I started this blog to share what I know about weddings, after having owned a bridal shop, worked wholesale for a bridal designer, and worked in catering and at an event venue (Meridian House, for those of you in DC). Somehow, I was going to do this while keeping one of the more major events of my life private (the closing of my store, Promise). Well, not surprisingly, I keep referencing my shop and I now find, two months after closing, I kind of want to talk about it. A little at least.
Deciding to close was one of the most brutal and difficult decisions I have had to make. For the last six years, all I did was work on my shop. In the way of small businesses, it was everything to me and I put everything I had into making it a success.
When the economy took a header last summer, I was absolutely petrified. Ever the eternal optimist, though, I had faith and began to noodle strategies for surviving one of the worst downturns in a long, long time. The economy affected everyone's (including my own) spending habits, and while, yes, people still do get married, it doesn't mean they are not reevaluating their budgets and changing how they spend their money. As I have mentioned countless times, there are a ton of options out there for ladies to find their gowns, and it got harder and harder for me to keep Promise covering its obligations.
I was haunted by the horror stories of other bridal shops closing and angry mobs of brides banging on the door. I was absolutely tortured thinking about all of my customers, who trusted me to take care of them, feeling betrayed. I was totally at my wits' end, unable to honor my word to my customers and take care of them until their wedding day. I was also unable to pay my staff, rent, and vendors (paying myself was completely out of the question). Needless to say, the life and heart were completely sucked out of me. I have never had to quit anything in my life...well, sure, countless jobs, but nothing I have ever set my heart and mind to. I am a tenacious girl, I will always find a way to make something I want work.
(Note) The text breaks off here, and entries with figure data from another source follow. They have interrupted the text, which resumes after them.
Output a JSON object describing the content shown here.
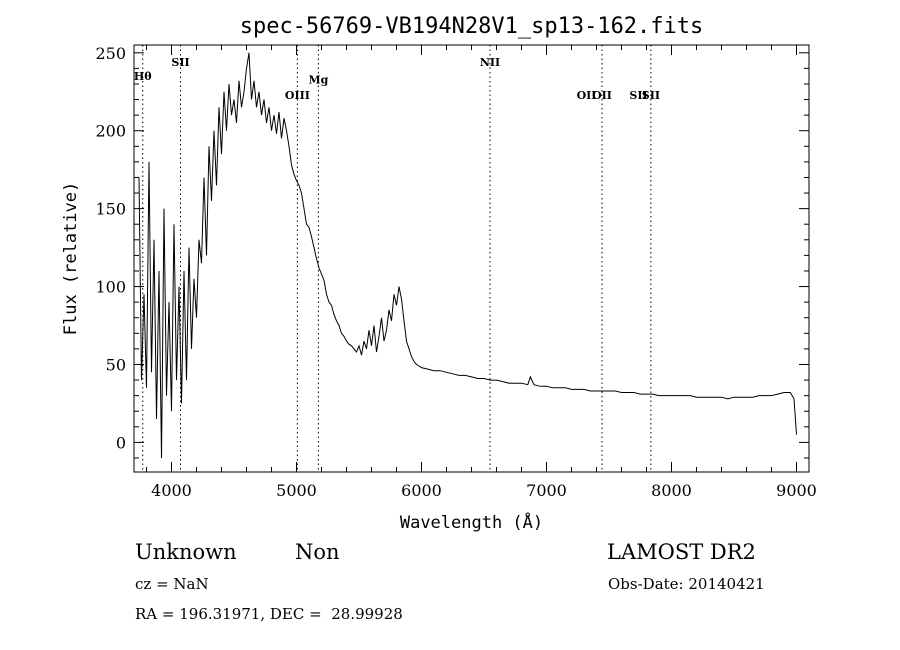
{
  "chart_data": {
    "type": "line",
    "title": "spec-56769-VB194N28V1_sp13-162.fits",
    "xlabel": "Wavelength (Å)",
    "ylabel": "Flux (relative)",
    "xlim": [
      3700,
      9100
    ],
    "ylim": [
      -19,
      255
    ],
    "xticks": [
      4000,
      5000,
      6000,
      7000,
      8000,
      9000
    ],
    "yticks": [
      0,
      50,
      100,
      150,
      200,
      250
    ],
    "grid": false,
    "line_color": "#000000",
    "series": [
      {
        "x": [
          3740,
          3760,
          3780,
          3800,
          3820,
          3840,
          3860,
          3880,
          3900,
          3920,
          3940,
          3960,
          3980,
          4000,
          4020,
          4040,
          4060,
          4080,
          4100,
          4120,
          4140,
          4160,
          4180,
          4200,
          4220,
          4240,
          4260,
          4280,
          4300,
          4320,
          4340,
          4360,
          4380,
          4400,
          4420,
          4440,
          4460,
          4480,
          4500,
          4520,
          4540,
          4560,
          4580,
          4600,
          4620,
          4640,
          4660,
          4680,
          4700,
          4720,
          4740,
          4760,
          4780,
          4800,
          4820,
          4840,
          4860,
          4880,
          4900,
          4920,
          4940,
          4960,
          4980,
          5000,
          5020,
          5040,
          5060,
          5080,
          5100,
          5120,
          5140,
          5160,
          5180,
          5200,
          5220,
          5240,
          5260,
          5280,
          5300,
          5320,
          5340,
          5360,
          5380,
          5400,
          5420,
          5440,
          5460,
          5480,
          5500,
          5520,
          5540,
          5560,
          5580,
          5600,
          5620,
          5640,
          5660,
          5680,
          5700,
          5720,
          5740,
          5760,
          5780,
          5800,
          5820,
          5840,
          5860,
          5880,
          5900,
          5920,
          5940,
          5960,
          5980,
          6000,
          6050,
          6100,
          6150,
          6200,
          6250,
          6300,
          6350,
          6400,
          6450,
          6500,
          6550,
          6600,
          6650,
          6700,
          6750,
          6800,
          6850,
          6870,
          6900,
          6950,
          7000,
          7050,
          7100,
          7150,
          7200,
          7250,
          7300,
          7350,
          7400,
          7450,
          7500,
          7550,
          7600,
          7650,
          7700,
          7750,
          7800,
          7850,
          7900,
          7950,
          8000,
          8050,
          8100,
          8150,
          8200,
          8250,
          8300,
          8350,
          8400,
          8450,
          8500,
          8550,
          8600,
          8650,
          8700,
          8750,
          8800,
          8850,
          8900,
          8950,
          8980,
          9000
        ],
        "y": [
          170,
          40,
          95,
          35,
          180,
          45,
          130,
          15,
          110,
          -10,
          150,
          30,
          90,
          20,
          140,
          40,
          100,
          25,
          110,
          40,
          125,
          60,
          105,
          80,
          130,
          115,
          170,
          120,
          190,
          155,
          200,
          165,
          215,
          185,
          225,
          200,
          230,
          210,
          220,
          205,
          232,
          215,
          225,
          240,
          250,
          220,
          232,
          215,
          225,
          210,
          220,
          205,
          215,
          200,
          210,
          198,
          212,
          195,
          208,
          200,
          190,
          178,
          172,
          168,
          165,
          160,
          150,
          140,
          138,
          132,
          125,
          118,
          112,
          108,
          104,
          95,
          90,
          88,
          82,
          78,
          75,
          70,
          68,
          65,
          63,
          62,
          60,
          58,
          62,
          56,
          65,
          60,
          72,
          62,
          75,
          58,
          68,
          80,
          65,
          72,
          85,
          78,
          95,
          88,
          100,
          92,
          78,
          65,
          60,
          55,
          52,
          50,
          49,
          48,
          47,
          46,
          46,
          45,
          44,
          43,
          43,
          42,
          41,
          41,
          40,
          40,
          39,
          38,
          38,
          38,
          37,
          42,
          37,
          36,
          36,
          35,
          35,
          35,
          34,
          34,
          34,
          33,
          33,
          33,
          33,
          33,
          32,
          32,
          32,
          31,
          31,
          31,
          30,
          30,
          30,
          30,
          30,
          30,
          29,
          29,
          29,
          29,
          29,
          28,
          29,
          29,
          29,
          29,
          30,
          30,
          30,
          31,
          32,
          32,
          28,
          5
        ]
      }
    ],
    "annotations": [
      {
        "label": "Hθ",
        "x": 3770,
        "y": 235,
        "vline": true
      },
      {
        "label": "SII",
        "x": 4072,
        "y": 244,
        "vline": true
      },
      {
        "label": "OIII",
        "x": 5007,
        "y": 223,
        "vline": true
      },
      {
        "label": "Mg",
        "x": 5175,
        "y": 233,
        "vline": true
      },
      {
        "label": "NII",
        "x": 6548,
        "y": 244,
        "vline": true
      },
      {
        "label": "OII",
        "x": 7320,
        "y": 223,
        "vline": false
      },
      {
        "label": "OII",
        "x": 7444,
        "y": 223,
        "vline": true
      },
      {
        "label": "SII",
        "x": 7736,
        "y": 223,
        "vline": false
      },
      {
        "label": "SII",
        "x": 7835,
        "y": 223,
        "vline": true
      }
    ]
  },
  "info": {
    "class": "Unknown",
    "subclass": "Non",
    "survey": "LAMOST DR2",
    "cz": "cz = NaN",
    "obs_date": "Obs-Date: 20140421",
    "coords": "RA = 196.31971, DEC =  28.99928"
  }
}
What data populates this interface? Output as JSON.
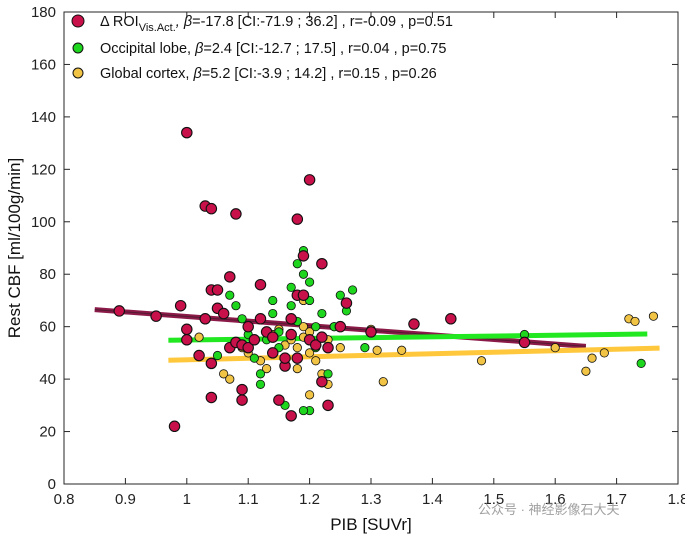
{
  "chart_data": {
    "type": "scatter",
    "xlabel": "PIB [SUVr]",
    "ylabel": "Rest CBF [ml/100g/min]",
    "xlim": [
      0.8,
      1.8
    ],
    "ylim": [
      0,
      180
    ],
    "xticks": [
      "0.8",
      "0.9",
      "1",
      "1.1",
      "1.2",
      "1.3",
      "1.4",
      "1.5",
      "1.6",
      "1.7",
      "1.8"
    ],
    "yticks": [
      "0",
      "20",
      "40",
      "60",
      "80",
      "100",
      "120",
      "140",
      "160",
      "180"
    ],
    "grid": false,
    "legend_position": "top-left",
    "series": [
      {
        "name_main": "Δ ROI",
        "name_sub": "Vis.Act.",
        "stats": "=-17.8 [CI:-71.9 ; 36.2] , r=-0.09  , p=0.51",
        "color": "#c8104a",
        "line_color": "#8b1a48",
        "fit": {
          "x": [
            0.85,
            1.65
          ],
          "y": [
            66.5,
            52.5
          ]
        },
        "points": [
          [
            0.89,
            66
          ],
          [
            0.95,
            64
          ],
          [
            0.98,
            22
          ],
          [
            0.99,
            68
          ],
          [
            1.0,
            59
          ],
          [
            1.0,
            134
          ],
          [
            1.0,
            55
          ],
          [
            1.02,
            49
          ],
          [
            1.03,
            63
          ],
          [
            1.03,
            106
          ],
          [
            1.04,
            105
          ],
          [
            1.04,
            33
          ],
          [
            1.04,
            46
          ],
          [
            1.04,
            74
          ],
          [
            1.05,
            67
          ],
          [
            1.05,
            74
          ],
          [
            1.06,
            65
          ],
          [
            1.07,
            79
          ],
          [
            1.08,
            103
          ],
          [
            1.07,
            52
          ],
          [
            1.08,
            54
          ],
          [
            1.09,
            53
          ],
          [
            1.09,
            32
          ],
          [
            1.09,
            36
          ],
          [
            1.1,
            60
          ],
          [
            1.1,
            52
          ],
          [
            1.11,
            55
          ],
          [
            1.12,
            76
          ],
          [
            1.12,
            63
          ],
          [
            1.13,
            58
          ],
          [
            1.14,
            56
          ],
          [
            1.14,
            50
          ],
          [
            1.15,
            32
          ],
          [
            1.16,
            45
          ],
          [
            1.16,
            48
          ],
          [
            1.17,
            26
          ],
          [
            1.17,
            57
          ],
          [
            1.17,
            63
          ],
          [
            1.18,
            101
          ],
          [
            1.18,
            72
          ],
          [
            1.19,
            72
          ],
          [
            1.19,
            87
          ],
          [
            1.18,
            48
          ],
          [
            1.2,
            116
          ],
          [
            1.2,
            55
          ],
          [
            1.21,
            53
          ],
          [
            1.22,
            84
          ],
          [
            1.22,
            56
          ],
          [
            1.22,
            39
          ],
          [
            1.23,
            30
          ],
          [
            1.23,
            52
          ],
          [
            1.25,
            60
          ],
          [
            1.26,
            69
          ],
          [
            1.3,
            58
          ],
          [
            1.37,
            61
          ],
          [
            1.43,
            63
          ],
          [
            1.55,
            54
          ]
        ]
      },
      {
        "name_main": "Occipital lobe,",
        "stats": "=2.4 [CI:-12.7 ; 17.5] , r=0.04  , p=0.75",
        "color": "#1ed61e",
        "line_color": "#22e822",
        "fit": {
          "x": [
            0.97,
            1.75
          ],
          "y": [
            54.8,
            57.2
          ]
        },
        "points": [
          [
            1.05,
            49
          ],
          [
            1.07,
            72
          ],
          [
            1.08,
            68
          ],
          [
            1.09,
            63
          ],
          [
            1.1,
            57
          ],
          [
            1.11,
            48
          ],
          [
            1.12,
            42
          ],
          [
            1.12,
            38
          ],
          [
            1.13,
            55
          ],
          [
            1.14,
            65
          ],
          [
            1.14,
            70
          ],
          [
            1.15,
            58
          ],
          [
            1.15,
            52
          ],
          [
            1.16,
            48
          ],
          [
            1.16,
            30
          ],
          [
            1.17,
            75
          ],
          [
            1.17,
            68
          ],
          [
            1.18,
            62
          ],
          [
            1.18,
            84
          ],
          [
            1.19,
            89
          ],
          [
            1.19,
            80
          ],
          [
            1.2,
            77
          ],
          [
            1.2,
            70
          ],
          [
            1.21,
            60
          ],
          [
            1.21,
            52
          ],
          [
            1.22,
            65
          ],
          [
            1.23,
            42
          ],
          [
            1.24,
            60
          ],
          [
            1.25,
            72
          ],
          [
            1.26,
            66
          ],
          [
            1.27,
            74
          ],
          [
            1.2,
            28
          ],
          [
            1.19,
            28
          ],
          [
            1.29,
            52
          ],
          [
            1.55,
            57
          ],
          [
            1.74,
            46
          ]
        ]
      },
      {
        "name_main": "Global cortex,",
        "stats": "=5.2 [CI:-3.9 ; 14.2] , r=0.15  , p=0.26",
        "color": "#f2c445",
        "line_color": "#ffc83c",
        "fit": {
          "x": [
            0.97,
            1.77
          ],
          "y": [
            47.2,
            51.8
          ]
        },
        "points": [
          [
            1.02,
            56
          ],
          [
            1.06,
            42
          ],
          [
            1.07,
            40
          ],
          [
            1.09,
            52
          ],
          [
            1.1,
            50
          ],
          [
            1.11,
            55
          ],
          [
            1.12,
            47
          ],
          [
            1.13,
            44
          ],
          [
            1.14,
            57
          ],
          [
            1.15,
            59
          ],
          [
            1.16,
            53
          ],
          [
            1.16,
            48
          ],
          [
            1.17,
            55
          ],
          [
            1.18,
            52
          ],
          [
            1.18,
            44
          ],
          [
            1.19,
            60
          ],
          [
            1.19,
            56
          ],
          [
            1.2,
            58
          ],
          [
            1.2,
            50
          ],
          [
            1.21,
            53
          ],
          [
            1.21,
            47
          ],
          [
            1.22,
            42
          ],
          [
            1.23,
            38
          ],
          [
            1.23,
            55
          ],
          [
            1.24,
            60
          ],
          [
            1.25,
            52
          ],
          [
            1.19,
            70
          ],
          [
            1.2,
            34
          ],
          [
            1.3,
            59
          ],
          [
            1.31,
            51
          ],
          [
            1.32,
            39
          ],
          [
            1.35,
            51
          ],
          [
            1.48,
            47
          ],
          [
            1.6,
            52
          ],
          [
            1.65,
            43
          ],
          [
            1.66,
            48
          ],
          [
            1.72,
            63
          ],
          [
            1.73,
            62
          ],
          [
            1.76,
            64
          ],
          [
            1.68,
            50
          ]
        ]
      }
    ]
  },
  "legend": {
    "beta_symbol": "β"
  },
  "watermark": "公众号 · 神经影像石大夫"
}
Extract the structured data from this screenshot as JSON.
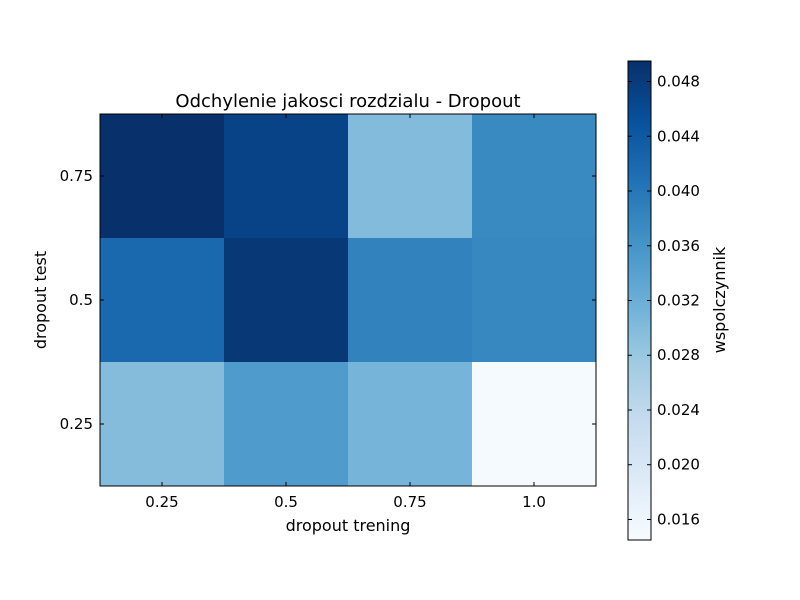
{
  "chart_data": {
    "type": "heatmap",
    "title": "Odchylenie jakosci rozdzialu - Dropout",
    "xlabel": "dropout trening",
    "ylabel": "dropout test",
    "x_categories": [
      "0.25",
      "0.5",
      "0.75",
      "1.0"
    ],
    "y_categories": [
      "0.75",
      "0.5",
      "0.25"
    ],
    "values": [
      [
        0.0495,
        0.047,
        0.03,
        0.0375
      ],
      [
        0.042,
        0.0485,
        0.0385,
        0.0378
      ],
      [
        0.0298,
        0.035,
        0.031,
        0.0148
      ]
    ],
    "colormap": "Blues",
    "colorbar": {
      "label": "wspolczynnik",
      "range": [
        0.0145,
        0.0495
      ],
      "ticks": [
        "0.016",
        "0.020",
        "0.024",
        "0.028",
        "0.032",
        "0.036",
        "0.040",
        "0.044",
        "0.048"
      ]
    }
  }
}
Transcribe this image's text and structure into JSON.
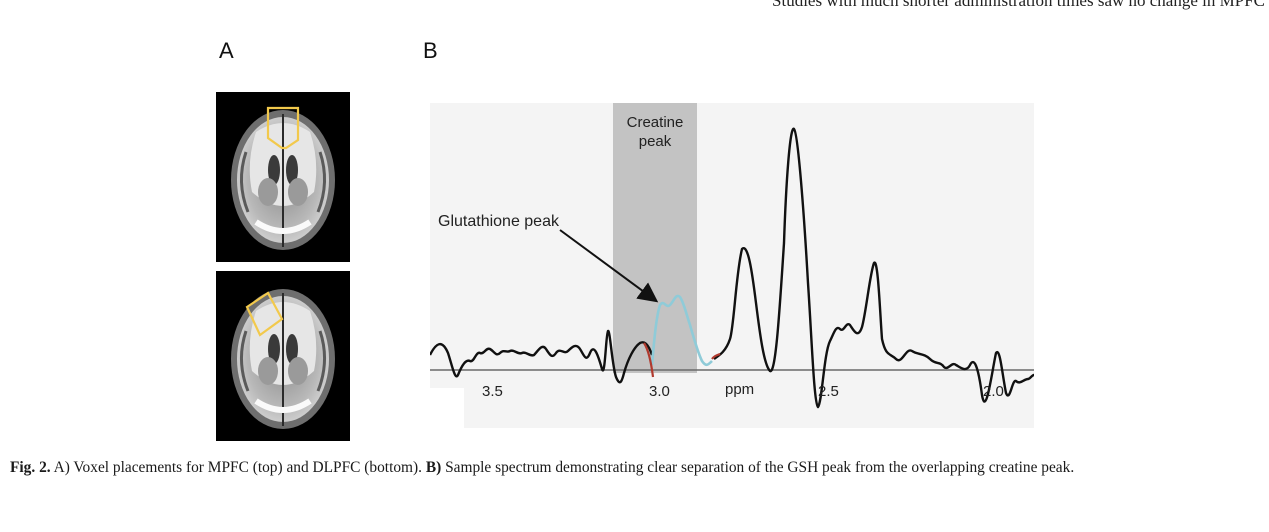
{
  "page_header": {
    "left": "",
    "right": "Studies with much shorter administration times saw no change in MPFC"
  },
  "figure": {
    "panel_a_label": "A",
    "panel_b_label": "B",
    "panel_a": {
      "top_image": "axial brain slice with MPFC voxel",
      "bottom_image": "axial brain slice with DLPFC voxel",
      "voxel_color": "#f2c94c"
    },
    "panel_b": {
      "band_label_line1": "Creatine",
      "band_label_line2": "peak",
      "arrow_label": "Glutathione peak",
      "axis_unit": "ppm",
      "ticks": [
        "3.5",
        "3.0",
        "2.5",
        "2.0"
      ],
      "colors": {
        "spectrum": "#111111",
        "gsh_fit": "#8fcbd8",
        "edge_fit": "#b03a2e",
        "band": "#c3c3c3",
        "background": "#f4f4f4"
      }
    }
  },
  "caption": {
    "fig_label": "Fig. 2.",
    "part_a": " A) Voxel placements for MPFC (top) and DLPFC (bottom). ",
    "b_label": "B)",
    "part_b": " Sample spectrum demonstrating clear separation of the GSH peak from the overlapping creatine peak."
  }
}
With Promise, I could not win. It all boils down to money coming in and money going out and, after several months of attempting every entrepreneurial trick in the book, I could not continue to stay open, given how important my customers were to me, as well as the financial obligations that needed to be met.
I am very honest by nature, and desperately wanted to just call all my brides and say, "Hey, the economy has kicked me and my store's a**, we're closing. Come get your dress." Of course, that was not an option.
No matter how I could spin that kind of news, human nature would be to freak the F out. Also, my lawyer (yes, I had to lose everything to save myself and my customers) said to keep it on the down low. So, instead I came up with a plan. I made sure every girl who had a gown at the store got it. I spoke with all of my designers before closing to arrange that every girl with a gown or item on order received it from the designer. Sordid details here.
Being sneaky is not my bag, but it was the right thing to do - the end result being what I wanted. No one was majorly adversely affected, other than a little stress.
Saying goodbye to Promise was so hard - it still makes me cry just thinking about that day. I haven't driven down the street Promise was on since. I probably won't for a long time.
The aftermath has been no less difficult. While several customers (and all of my vendors) e-mailed supportive messages, some took it upon themselves to criticize how I had closed, question my motives, or insist on a form of compensation for the trouble of pressing their dresses themselves now that Promise was closed and would not be doing that for them. One even suggested I closed just because I wanted to move back to the West Coast. Part of me excuses this smallness of heart - after all, it must have been petrifying to receive my email about Promise closing, and panic/fear makes people do strange things. Most of me, however, finds it thoughtless and cruel.
After closing, I am still finding my way and coming out of what I now realize was such intense stress that I set aside who I was (a happy, gregarious, outgoing person) to get through such a difficult time. I am grateful that I have someplace I can share my experience. The truth is that, with weddings, while they are about flowers and romance and dresses, they are also so much more about joining your life with another, and what that means. My husband has been an absolute champion, and I thank every lucky star every day that I have him. He was there to support me and hold my hand throughout, even though I was a complete disaster. We were married the year I opened, and he stood by me during the worst time ever. Which is what marriage, really, is all about.